137. Single Number II (Medium)
https://leetcode.com/problems/single-number-ii/
Given a non-empty array of integers, every element appears three times except for one, which appears exactly once. Find that single one.
Note:
Your algorithm should have a linear runtime complexity. Could you implement it without using extra memory?
Example 1:
Input: [2,2,3,2] Output: 3
Example 2:
Input: [0,1,0,1,0,1,99] Output: 99
Solutions
1.
class Solution {
// Assume we sum up all nums bit by bit, we adopt 32 counter to count
// 1s on each bit. Since all the numbers appear thrice except one, for a specific bit,
// we can always mod 3 to get 1 if the special number carries 1 on that bit; in a similar way
// we can sort all the 0s on this special number.

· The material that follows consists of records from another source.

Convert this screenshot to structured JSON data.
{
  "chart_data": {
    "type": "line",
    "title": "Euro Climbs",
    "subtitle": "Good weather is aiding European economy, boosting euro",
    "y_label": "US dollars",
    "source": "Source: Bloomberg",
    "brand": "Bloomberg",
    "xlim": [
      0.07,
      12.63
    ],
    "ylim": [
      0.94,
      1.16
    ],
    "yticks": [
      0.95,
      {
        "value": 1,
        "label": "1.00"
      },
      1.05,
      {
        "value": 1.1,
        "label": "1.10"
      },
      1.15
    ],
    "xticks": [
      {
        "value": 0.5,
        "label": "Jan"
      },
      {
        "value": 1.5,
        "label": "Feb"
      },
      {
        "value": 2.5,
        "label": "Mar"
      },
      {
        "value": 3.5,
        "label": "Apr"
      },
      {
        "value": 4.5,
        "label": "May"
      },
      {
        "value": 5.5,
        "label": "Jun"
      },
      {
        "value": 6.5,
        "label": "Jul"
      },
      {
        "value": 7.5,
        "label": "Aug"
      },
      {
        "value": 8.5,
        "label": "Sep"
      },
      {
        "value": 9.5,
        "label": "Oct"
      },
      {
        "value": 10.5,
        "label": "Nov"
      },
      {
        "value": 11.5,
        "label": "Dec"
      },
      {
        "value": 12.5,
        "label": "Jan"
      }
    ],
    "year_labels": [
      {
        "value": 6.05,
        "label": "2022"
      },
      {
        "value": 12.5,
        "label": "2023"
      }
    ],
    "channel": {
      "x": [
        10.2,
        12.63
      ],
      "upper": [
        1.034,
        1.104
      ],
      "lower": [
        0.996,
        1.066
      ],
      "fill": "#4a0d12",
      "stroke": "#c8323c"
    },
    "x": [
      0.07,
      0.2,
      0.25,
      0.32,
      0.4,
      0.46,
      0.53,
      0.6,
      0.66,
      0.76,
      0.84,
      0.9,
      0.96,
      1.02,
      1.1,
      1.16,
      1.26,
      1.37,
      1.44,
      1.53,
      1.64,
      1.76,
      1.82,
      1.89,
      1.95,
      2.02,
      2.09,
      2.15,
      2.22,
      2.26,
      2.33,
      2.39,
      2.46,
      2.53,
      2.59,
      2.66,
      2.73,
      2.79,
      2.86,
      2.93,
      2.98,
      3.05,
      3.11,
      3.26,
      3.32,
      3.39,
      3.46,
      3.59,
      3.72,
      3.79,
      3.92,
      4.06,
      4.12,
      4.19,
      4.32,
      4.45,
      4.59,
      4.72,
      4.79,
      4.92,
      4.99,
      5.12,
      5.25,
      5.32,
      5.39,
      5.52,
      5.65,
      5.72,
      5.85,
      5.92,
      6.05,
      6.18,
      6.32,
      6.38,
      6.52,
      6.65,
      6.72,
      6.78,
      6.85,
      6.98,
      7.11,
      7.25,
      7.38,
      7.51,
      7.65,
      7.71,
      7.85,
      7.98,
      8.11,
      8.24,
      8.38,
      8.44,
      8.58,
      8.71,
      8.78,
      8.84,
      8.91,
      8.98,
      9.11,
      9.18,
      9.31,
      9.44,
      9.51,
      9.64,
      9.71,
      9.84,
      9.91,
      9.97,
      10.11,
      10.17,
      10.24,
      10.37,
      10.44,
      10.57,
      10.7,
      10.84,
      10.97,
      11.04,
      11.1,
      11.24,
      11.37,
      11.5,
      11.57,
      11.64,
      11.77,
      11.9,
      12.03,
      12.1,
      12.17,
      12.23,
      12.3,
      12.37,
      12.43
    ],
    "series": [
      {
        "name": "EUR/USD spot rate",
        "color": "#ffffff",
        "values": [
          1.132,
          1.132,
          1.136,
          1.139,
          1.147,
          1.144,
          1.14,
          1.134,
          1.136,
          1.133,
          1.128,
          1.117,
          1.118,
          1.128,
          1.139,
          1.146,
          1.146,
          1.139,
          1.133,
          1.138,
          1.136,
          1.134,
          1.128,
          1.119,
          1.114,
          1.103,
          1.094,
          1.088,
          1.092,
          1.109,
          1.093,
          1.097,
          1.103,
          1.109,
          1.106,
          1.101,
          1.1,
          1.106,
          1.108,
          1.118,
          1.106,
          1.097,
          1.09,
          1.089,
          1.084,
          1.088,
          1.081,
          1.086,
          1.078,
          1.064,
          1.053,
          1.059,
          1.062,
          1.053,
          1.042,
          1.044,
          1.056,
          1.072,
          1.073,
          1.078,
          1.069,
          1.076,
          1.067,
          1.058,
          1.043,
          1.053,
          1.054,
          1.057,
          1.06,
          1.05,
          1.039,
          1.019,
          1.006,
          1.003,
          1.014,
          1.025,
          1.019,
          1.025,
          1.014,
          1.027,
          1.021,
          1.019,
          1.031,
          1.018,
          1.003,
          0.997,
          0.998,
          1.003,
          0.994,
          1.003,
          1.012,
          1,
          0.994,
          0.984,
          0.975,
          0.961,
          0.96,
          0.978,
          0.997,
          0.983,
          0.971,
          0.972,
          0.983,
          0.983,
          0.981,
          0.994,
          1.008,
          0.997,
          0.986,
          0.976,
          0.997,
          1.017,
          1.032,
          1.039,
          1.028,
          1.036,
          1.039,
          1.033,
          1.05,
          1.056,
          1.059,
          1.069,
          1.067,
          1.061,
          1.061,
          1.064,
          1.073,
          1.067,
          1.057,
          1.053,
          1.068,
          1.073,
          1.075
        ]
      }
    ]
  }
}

public int singleNumber(int[] nums) {
int ans = 0;
for (int i = 0; i < 32; i++) {
int k = 1 << i;
int count = 0;
for (int j = 0; j < nums.length; j++) {
// can not use (nums[j] & k) > 0, there may be negative values
if ((nums[j] & k) != 0) {
count++;
}
}
ans += k * (count % 3);
}
return ans;
}
}
2.
class Solution {
// This solution is hacky. Memorize it or ignore it.
// See also: https://stackoverflow.com/questions/21297067/single-number-ii-from-leetcode
public int singleNumber(int[] A) {
int ones = 0;
int twos = 0;
for (int i = 0; i < A.length; i++) {
ones = (ones ^ A[i]) & ~twos;
twos = (twos ^ A[i]) & ~ones;
}
return ones;
}
}